Whale Activity and Institutional Shorts Weigh on HYPE
Hyperliquid (HYPE) briefly rose above $43, reaching close to $45 during the day, according to CoinMarketCap. While the market cap held steady near $15 billion, daily drawdown remained under 1%. However, since touching the $51 mark, the altcoin has struggled, entering a downward trend sparked by increased liquidation pressure tied to whale activity around the XPL token.
According to Onchain Lens, a whale recently opened a $3 million short position on HYPE, executed around the $42.82–$43 range. At press time, the trade was running an unrealized loss of $28,000. Meanwhile, Abraxas Capital took an even more aggressive stance, shorting HYPE with a $64.39 million position at 5x leverage. The firm also opened leveraged shorts on BTC, ETH, SOL, SUI, INJ, and WLFI—indicating a broader bearish sentiment in the market.

Technicals Point to Uncertainty
From a technical perspective, HYPE has broken below a rising trendline, but remains above the SuperTrend indicator—signaling indecision. Since July 14, when HYPE reached the $50 zone, it has been trapped in a sideways range between $36 and $50, failing to hold above key resistance.
The Chaikin Money Flow (CMF) indicator printed a reading of -0.25, reflecting capital outflows and weakening buyer pressure.

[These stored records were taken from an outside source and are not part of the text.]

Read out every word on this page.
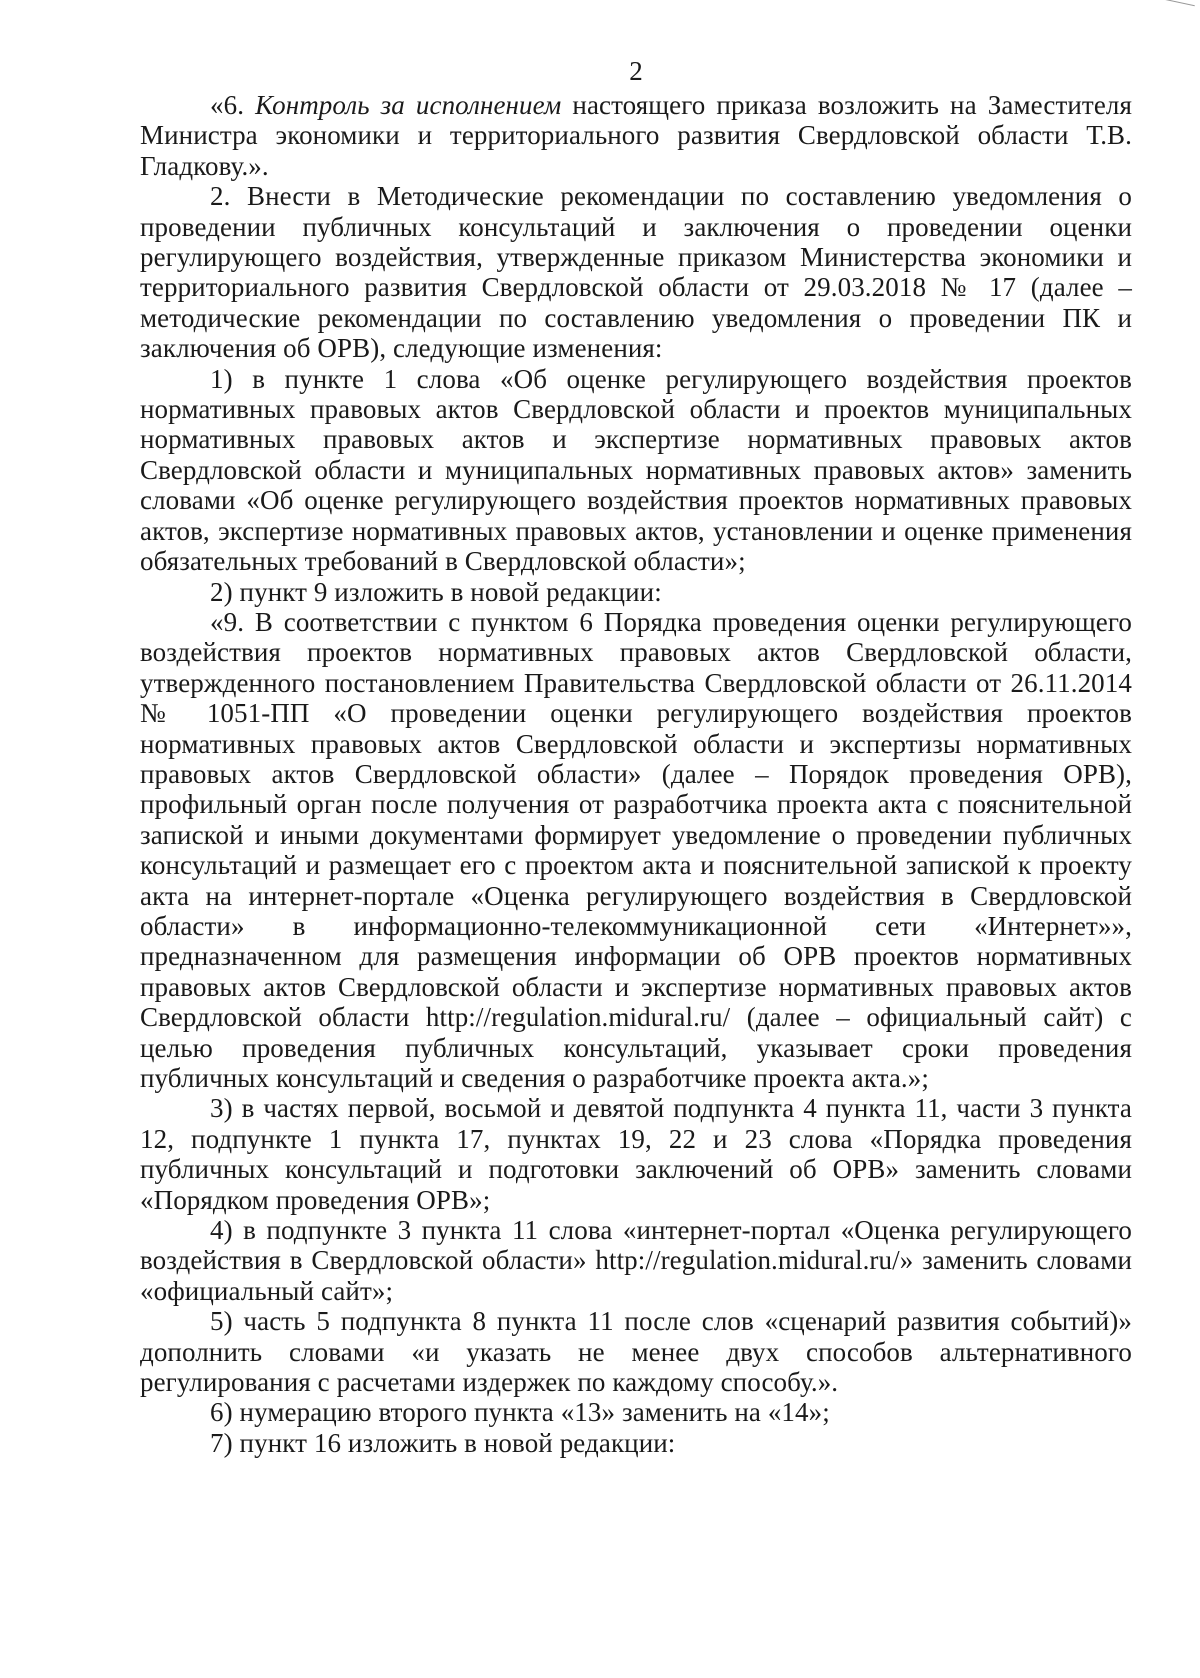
2

«6. Контроль за исполнением настоящего приказа возложить на Заместителя Министра экономики и территориального развития Свердловской области Т.В. Гладкову.».

2. Внести в Методические рекомендации по составлению уведомления о проведении публичных консультаций и заключения о проведении оценки регулирующего воздействия, утвержденные приказом Министерства экономики и территориального развития Свердловской области от 29.03.2018 № 17 (далее – методические рекомендации по составлению уведомления о проведении ПК и заключения об ОРВ), следующие изменения:

1) в пункте 1 слова «Об оценке регулирующего воздействия проектов нормативных правовых актов Свердловской области и проектов муниципальных нормативных правовых актов и экспертизе нормативных правовых актов Свердловской области и муниципальных нормативных правовых актов» заменить словами «Об оценке регулирующего воздействия проектов нормативных правовых актов, экспертизе нормативных правовых актов, установлении и оценке применения обязательных требований в Свердловской области»;

2) пункт 9 изложить в новой редакции:

«9. В соответствии с пунктом 6 Порядка проведения оценки регулирующего воздействия проектов нормативных правовых актов Свердловской области, утвержденного постановлением Правительства Свердловской области от 26.11.2014 № 1051-ПП «О проведении оценки регулирующего воздействия проектов нормативных правовых актов Свердловской области и экспертизы нормативных правовых актов Свердловской области» (далее – Порядок проведения ОРВ), профильный орган после получения от разработчика проекта акта с пояснительной запиской и иными документами формирует уведомление о проведении публичных консультаций и размещает его с проектом акта и пояснительной запиской к проекту акта на интернет-портале «Оценка регулирующего воздействия в Свердловской области» в информационно-телекоммуникационной сети «Интернет»», предназначенном для размещения информации об ОРВ проектов нормативных правовых актов Свердловской области и экспертизе нормативных правовых актов Свердловской области http://regulation.midural.ru/ (далее – официальный сайт) с целью проведения публичных консультаций, указывает сроки проведения публичных консультаций и сведения о разработчике проекта акта.»;

3) в частях первой, восьмой и девятой подпункта 4 пункта 11, части 3 пункта 12, подпункте 1 пункта 17, пунктах 19, 22 и 23 слова «Порядка проведения публичных консультаций и подготовки заключений об ОРВ» заменить словами «Порядком проведения ОРВ»;

4) в подпункте 3 пункта 11 слова «интернет-портал «Оценка регулирующего воздействия в Свердловской области» http://regulation.midural.ru/» заменить словами «официальный сайт»;

5) часть 5 подпункта 8 пункта 11 после слов «сценарий развития событий)» дополнить словами «и указать не менее двух способов альтернативного регулирования с расчетами издержек по каждому способу.».

6) нумерацию второго пункта «13» заменить на «14»;

7) пункт 16 изложить в новой редакции:
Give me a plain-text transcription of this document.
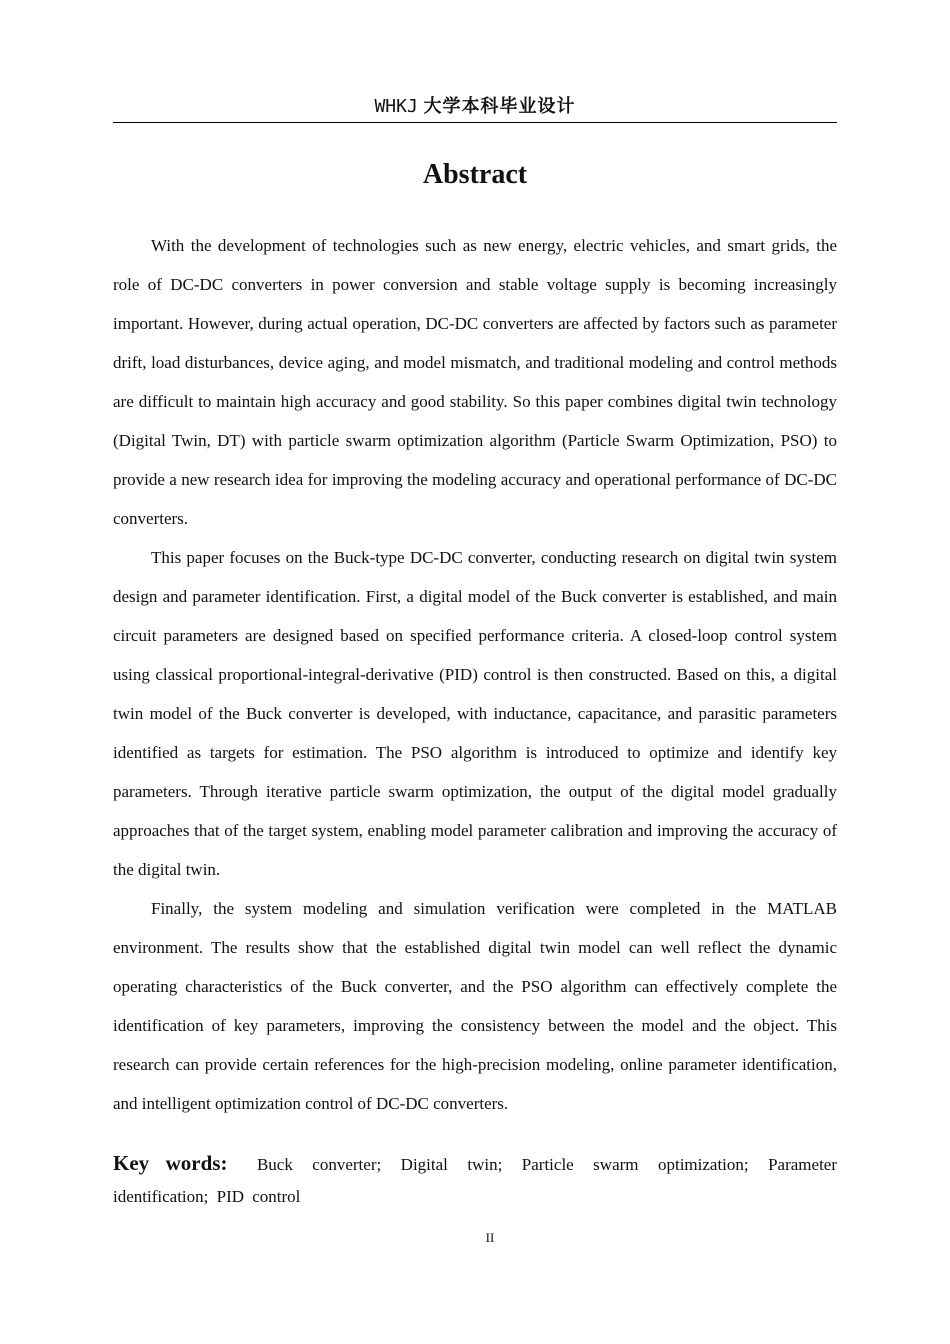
WHKJ 大学本科毕业设计
Abstract

With the development of technologies such as new energy, electric vehicles, and smart grids, the role of DC-DC converters in power conversion and stable voltage supply is becoming increasingly important. However, during actual operation, DC-DC converters are affected by factors such as parameter drift, load disturbances, device aging, and model mismatch, and traditional modeling and control methods are difficult to maintain high accuracy and good stability. So this paper combines digital twin technology (Digital Twin, DT) with particle swarm optimization algorithm (Particle Swarm Optimization, PSO) to provide a new research idea for improving the modeling accuracy and operational performance of DC-DC converters.

This paper focuses on the Buck-type DC-DC converter, conducting research on digital twin system design and parameter identification. First, a digital model of the Buck converter is established, and main circuit parameters are designed based on specified performance criteria. A closed-loop control system using classical proportional-integral-derivative (PID) control is then constructed. Based on this, a digital twin model of the Buck converter is developed, with inductance, capacitance, and parasitic parameters identified as targets for estimation. The PSO algorithm is introduced to optimize and identify key parameters. Through iterative particle swarm optimization, the output of the digital model gradually approaches that of the target system, enabling model parameter calibration and improving the accuracy of the digital twin.

Finally, the system modeling and simulation verification were completed in the MATLAB environment. The results show that the established digital twin model can well reflect the dynamic operating characteristics of the Buck converter, and the PSO algorithm can effectively complete the identification of key parameters, improving the consistency between the model and the object. This research can provide certain references for the high-precision modeling, online parameter identification, and intelligent optimization control of DC-DC converters.

Key words: Buck converter; Digital twin; Particle swarm optimization; Parameter identification; PID control
II
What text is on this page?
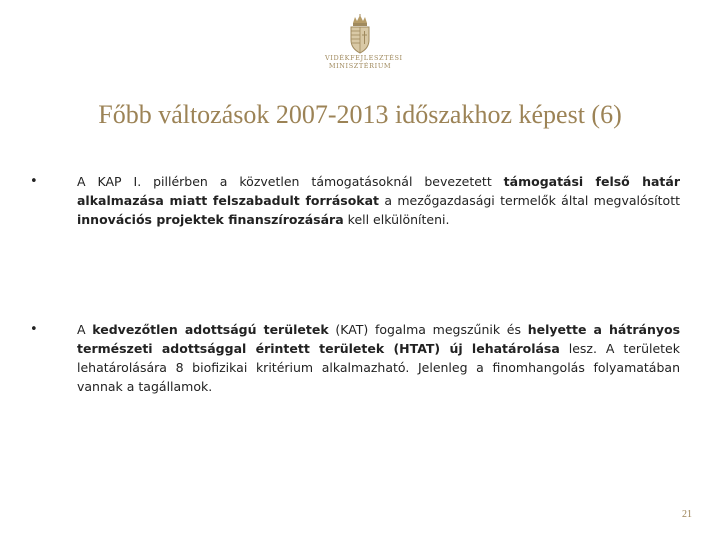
VIDÉKFEJLESZTÉSI
MINISZTÉRIUM
Főbb változások 2007-2013 időszakhoz képest (6)
•	A KAP I. pillérben a közvetlen támogatásoknál bevezetett támogatási felső határ alkalmazása miatt felszabadult forrásokat a mezőgazdasági termelők által megvalósított innovációs projektek finanszírozására kell elkülöníteni.
•	A kedvezőtlen adottságú területek (KAT) fogalma megszűnik és helyette a hátrányos természeti adottsággal érintett területek (HTAT) új lehatárolása lesz. A területek lehatárolására 8 biofizikai kritérium alkalmazható. Jelenleg a finomhangolás folyamatában vannak a tagállamok.
21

The $36 level is now considered a critical support. A bounce could reignite bullish momentum, while a breakdown may invalidate the current structure.
Onchain Metrics Reveal Hidden Strength
Despite bearish price action, Hyperliquid continues to show underlying strength. Open Interest stood at $1.84 billion, slightly down from its $2.06B peak. Moreover, Hyperliquid recorded a record-breaking $398 billion in decentralized exchange (DEX) volume over the past month, with $1.2 billion transacted in the last 24 hours alone.